The -trees flag causes marginal Newick trees to be output in a ".trees" file. Each line has format

treeHeight  posFrom  posTo NewickTree

Note that posFrom and posTo are in microMorgans.

Marginal tree intervals

The “.map” file contains a list of “breakpoints”. These indicate the starting position of each marginal tree of the sampled ARG. If the output is written to screen, the string “BREAKPOINTS” will introduce this list on stdout.

Allele age

If the -age flag is used, allele ages are written in a ".age" file.
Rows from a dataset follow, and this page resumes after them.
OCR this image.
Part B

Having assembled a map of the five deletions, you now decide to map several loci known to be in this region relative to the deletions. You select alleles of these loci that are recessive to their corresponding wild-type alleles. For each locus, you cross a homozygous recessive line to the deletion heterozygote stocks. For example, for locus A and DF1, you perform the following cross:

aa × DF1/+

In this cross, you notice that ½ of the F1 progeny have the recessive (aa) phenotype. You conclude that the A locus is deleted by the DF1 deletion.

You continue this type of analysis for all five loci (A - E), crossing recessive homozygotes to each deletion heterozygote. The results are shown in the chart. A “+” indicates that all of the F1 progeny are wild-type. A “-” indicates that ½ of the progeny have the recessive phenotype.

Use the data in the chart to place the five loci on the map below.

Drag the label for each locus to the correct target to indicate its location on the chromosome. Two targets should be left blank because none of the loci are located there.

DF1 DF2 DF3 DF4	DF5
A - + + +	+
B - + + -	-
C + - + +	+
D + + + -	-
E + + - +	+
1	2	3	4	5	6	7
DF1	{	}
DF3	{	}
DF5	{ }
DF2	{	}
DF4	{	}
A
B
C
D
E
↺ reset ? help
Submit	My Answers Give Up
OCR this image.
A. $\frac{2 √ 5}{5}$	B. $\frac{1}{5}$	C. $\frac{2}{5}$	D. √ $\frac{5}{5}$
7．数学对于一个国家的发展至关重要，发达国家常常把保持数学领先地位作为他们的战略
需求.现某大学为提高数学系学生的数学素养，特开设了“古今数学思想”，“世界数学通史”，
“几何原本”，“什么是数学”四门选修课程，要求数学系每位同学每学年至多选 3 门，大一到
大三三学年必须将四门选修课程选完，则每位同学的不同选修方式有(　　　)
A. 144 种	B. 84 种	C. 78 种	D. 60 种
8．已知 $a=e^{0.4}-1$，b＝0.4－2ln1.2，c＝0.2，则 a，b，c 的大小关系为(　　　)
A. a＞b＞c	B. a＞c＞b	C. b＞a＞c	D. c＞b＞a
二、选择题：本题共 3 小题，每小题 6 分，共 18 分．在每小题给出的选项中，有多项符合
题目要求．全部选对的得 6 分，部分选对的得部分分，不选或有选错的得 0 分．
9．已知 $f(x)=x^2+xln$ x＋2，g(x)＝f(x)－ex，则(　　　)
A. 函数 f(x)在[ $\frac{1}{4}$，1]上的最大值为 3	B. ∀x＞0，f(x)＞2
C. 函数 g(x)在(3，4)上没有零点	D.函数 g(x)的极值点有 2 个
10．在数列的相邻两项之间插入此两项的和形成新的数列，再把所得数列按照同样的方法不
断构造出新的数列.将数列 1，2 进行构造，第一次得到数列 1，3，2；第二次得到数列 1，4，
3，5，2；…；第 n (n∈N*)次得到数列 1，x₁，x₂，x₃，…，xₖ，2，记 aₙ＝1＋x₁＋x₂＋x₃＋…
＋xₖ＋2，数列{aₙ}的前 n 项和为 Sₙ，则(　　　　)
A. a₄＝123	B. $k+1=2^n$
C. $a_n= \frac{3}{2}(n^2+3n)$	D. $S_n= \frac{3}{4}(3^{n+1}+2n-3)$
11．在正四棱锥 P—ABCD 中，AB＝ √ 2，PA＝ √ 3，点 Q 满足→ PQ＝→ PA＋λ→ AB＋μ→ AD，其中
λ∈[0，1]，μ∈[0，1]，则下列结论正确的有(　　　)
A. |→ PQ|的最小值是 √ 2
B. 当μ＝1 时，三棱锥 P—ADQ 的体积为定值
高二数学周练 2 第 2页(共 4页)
Each line of the ".age" file contains one allele age, with format

chr SNP_name SNP_pos branchPhysStart branchPhysEnd mutAge branchGenStart branchGenEnd

where mutAge is the age of the allele, and branchPhysStart, branchPhysEnd, branchGenStart, branchGenEnd are the physical and generation start/end coordinates of the ARG branch that was hit by the mutation. SNP_name SNP_pos are omitted if the seq output is used.

IBD output

The IBD output will be written to a “.ibd” file (or to screen, if the “-screen” flag is active, with the “IBD” string prepended to each relevant line). Lines will have format

ID1  ID2  physFrom  physTo  genFrom  genTo  lengthCM  ancestorAge  ancestorID,

where “ID1” and “ID2” specify the IDs of the individuals sharing an IBD segment, “physFrom” and “physTo” specify the physical range of the IBD segment, “genFrom” and “genTo” specify the range expressed using genetic positions. The “lengthCM” field contains the segment length (in centimorgans). The “ancestorAge” and “ancestorID” fields contain the generation and the ID of the ancestor transmitting the IBD segment.

Known issues and planned updates

TODO list

  • Use physical position for tree from/to output.
  • Enable specifying piecewise constant/exponential periods in demographic file format (fewer lines). May integrate with the Demographic Language Parser.

Known issues

  • Output is not sorted by phisical position. Will add an option to have sorted output.
  • If the recombination map in input is extremely fine grained, minor rounding issues may occur. This should not be a problem for most analyses.

Contact

For bug reports or suggestions, please contact me at ppalama AT hsph DOT harvard DOTAGAIN edu

Version history

  • June 13 2016      Uploading release code and binaries. Added Newick, VCF, Haps/Samples, allele age (160415).
  • Jan 13 2016      Fixed recombination problem. Back to normal speed/memory usage in 160113.
  • Jan 10 2016      ARGON 0.1.160101 released.